Anas Sarwar has said “everybody has lost” since the passing of Scotland’s gender reforms as he suggested he would not vote for the bill again in its current form.
The Scottish Labour leader said he continued to support the Gender Recognition Reform (GRR) Bill “in principle” – but when asked three times whether he would vote for it again, he would not say.
“I’ve been reflective about this since the passage of the GRR Bill and I’ve said it feels like everybody has lost,” he said.
“I don’t think our trans community feel any more protected since the passing of the GRR Bill.
“I don’t think women feel any more reassured since the passing of the GRR Bill.”
The Glasgow MSP said he still wants to remove the “indignities and the inhumanities” facing trans people when obtaining a gender recognition certificate.
But he added: “We still have work to do to make sure we are protecting single-sex spaces based on biological sex, to make sure we have stronger protections when it comes to sex offenders.”
Sarwar said that “in reflection” Labour should have been “harder” on making their vote for the GRR Bill “conditional” on further amendments to the legislation.
“But I think we were right to support the principles of the legislation,” he said.

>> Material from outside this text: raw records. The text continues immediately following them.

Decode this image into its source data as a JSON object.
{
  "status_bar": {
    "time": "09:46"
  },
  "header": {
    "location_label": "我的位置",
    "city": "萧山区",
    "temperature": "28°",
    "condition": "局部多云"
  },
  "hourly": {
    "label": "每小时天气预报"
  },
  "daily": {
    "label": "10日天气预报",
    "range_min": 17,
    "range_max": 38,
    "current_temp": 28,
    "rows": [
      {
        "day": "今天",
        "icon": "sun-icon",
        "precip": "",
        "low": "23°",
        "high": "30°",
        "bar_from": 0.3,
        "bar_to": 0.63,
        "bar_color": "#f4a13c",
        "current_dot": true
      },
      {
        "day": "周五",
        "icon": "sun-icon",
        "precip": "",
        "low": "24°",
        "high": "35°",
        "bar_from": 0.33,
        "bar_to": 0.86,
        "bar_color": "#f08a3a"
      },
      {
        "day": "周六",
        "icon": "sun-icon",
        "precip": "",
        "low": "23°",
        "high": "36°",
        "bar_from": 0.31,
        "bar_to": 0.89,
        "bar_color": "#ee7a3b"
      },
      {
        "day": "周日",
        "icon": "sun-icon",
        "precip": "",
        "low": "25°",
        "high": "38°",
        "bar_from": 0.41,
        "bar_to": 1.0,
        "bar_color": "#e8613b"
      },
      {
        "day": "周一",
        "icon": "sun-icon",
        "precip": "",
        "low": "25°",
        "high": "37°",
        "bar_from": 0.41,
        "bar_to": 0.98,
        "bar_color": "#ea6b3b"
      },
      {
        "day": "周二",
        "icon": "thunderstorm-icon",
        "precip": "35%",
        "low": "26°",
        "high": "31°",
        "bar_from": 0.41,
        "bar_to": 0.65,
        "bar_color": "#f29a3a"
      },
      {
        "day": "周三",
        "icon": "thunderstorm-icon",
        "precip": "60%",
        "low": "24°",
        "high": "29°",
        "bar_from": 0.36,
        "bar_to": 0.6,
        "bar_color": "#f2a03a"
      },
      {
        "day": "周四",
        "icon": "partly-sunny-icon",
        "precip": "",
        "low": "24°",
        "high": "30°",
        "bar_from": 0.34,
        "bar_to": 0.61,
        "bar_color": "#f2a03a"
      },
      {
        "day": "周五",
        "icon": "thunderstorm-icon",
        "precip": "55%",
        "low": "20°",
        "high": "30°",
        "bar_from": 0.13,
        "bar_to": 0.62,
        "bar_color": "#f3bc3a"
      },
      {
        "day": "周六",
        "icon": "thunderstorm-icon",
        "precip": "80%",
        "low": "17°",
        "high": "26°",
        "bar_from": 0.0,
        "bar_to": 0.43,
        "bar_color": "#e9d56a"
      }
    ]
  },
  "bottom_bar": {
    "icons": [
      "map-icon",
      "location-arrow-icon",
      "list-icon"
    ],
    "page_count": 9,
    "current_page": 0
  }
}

During the same visit to Glasgow, the UK Labour Party’s deputy leader said she wanted to protect both trans and women’s rights.
The two parties have come into conflict in recent weeks after Keir Starmer said he did not support gender self-ID – a policy supported by the Labour north of the border.
Angela Rayner said both sides weren’t in conflict, adding that she wanted to see the process for changing a person’s gender become “more humane” while protecting women’s spaces.
She added: “The most important thing is we have to take the public with us.
“The debate at the moment has become very protracted and very difficult.
“It’s become one extreme or the other and that’s not where most people are.”
The MP was also questioned on the so-called rape clause which she said her party would look into scrapping.
The Tory policy is part of the two-child benefit cap which limits in and out-of-work benefits to the first two children.
There is an exception for parents who have been raped but they must disclose this to the government.
Rayner described this as “abhorrent” but asked last month if he would scrap if it he became prime minister, Keir Starmer said he would not.
The Labour leader said the decision was due to the party not wanting to commit to “uncosted” policies, despite a backlash from Scottish Labour MSPs.
But on Thursday, Rayner said: “We’ve got to have policies in this country that are humane and understand the challenges that ordinary people face – nobody asked to be put in that situation and the next Labour government will have an incredible focus on women’s rights and violence against women and girls.
“There is a focus on us making sure that we treat women with respect and give them laws that protect them because, at the moment, many women are feeling very let down and penalised because the justice system doesn’t give them the support and the laws aren’t protecting them.
“So the next Labour government will have an absolute focus on tackling violence against women and girls and supporting women who are facing those challenges and (the rape clause) is one of those challenges. It is absolutely abhorrent.”
Pushed further on whether she would press Starmer on putting the commitment in the party’s manifesto, she said: “We will be looking at that and we will be putting our policies forward at the next general election”, adding: “As part of our overall package we will put that at the general election.”
Official figures showed that 900 women in the UK were forced to disclose that they had been raped in order to receive social security benefits.